In the instant case, the 39 fraud and false statement counts cover 23 different patients treated by defendant. Several of the claims (based on Counts 24, 41, 43, 44, 45, and 49 in defendant's criminal indictment), were submitted on the same date and with respect to the same patient as other, independent claims. Thus, if this Court possessed discretion, it could perhaps calculate the total forfeiture penalty by awarding $2,000 per patient, or $46,000; by eliminating subsequent claims on the same day as to the same patient, yielding a total forfeiture penalty of $66,000; or even, as defendant urges, by treating plaintiff's mail fraud actions and false claims submissions as each constituting one forfeiture claim, and thus imposing a total penalty of $4,000.

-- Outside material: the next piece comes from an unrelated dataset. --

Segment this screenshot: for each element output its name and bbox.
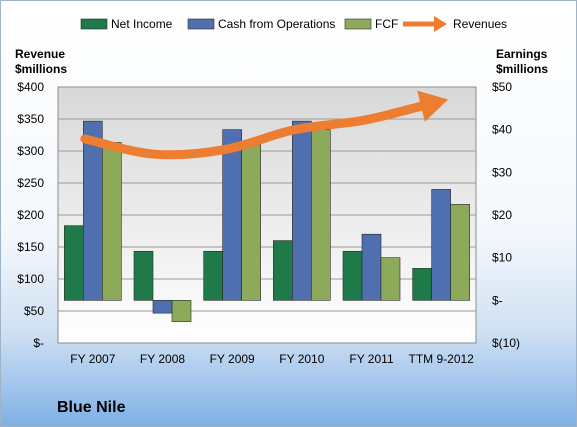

The Court is troubled by the possibility that a forfeiture penalty automatically applied to each proved count of a criminal Medicare fraud indictment could work an injustice in a particular case, but cannot conclude from the statute or its legislative history that the Court has discretion to reduce either the number of claims upon which the forfeiture is sought or the amount of the forfeiture awards. The result in the instant case might be different if the Court of Appeals for this circuit were to hold that district courts possessed such discretion under the FCA. However, absent such a holding, this Court will follow the formula for FCA damage calculations employed by Judge Edward Weinfeld in United States v. Jacobson, supra, 467 F. Supp. at 508, which mandates a $2,000 penalty for each false invoice submitted by a defendant. Accordingly, the Court awards plaintiff $2,000 on each of its 39 FCA claims, for a total forfeiture of $78,000.
To summarize, the Court awards plaintiff $1,098.08, pursuant to the FCA "double damage" remedy, and $78,000, pursuant to the statute's forfeiture provision, for a total award of $79,098.08.
CONCLUSIONPlaintiff's motion for partial summary judgment is granted. The Court awards plaintiff $79,098.08 damages on 39 of its FCA claims.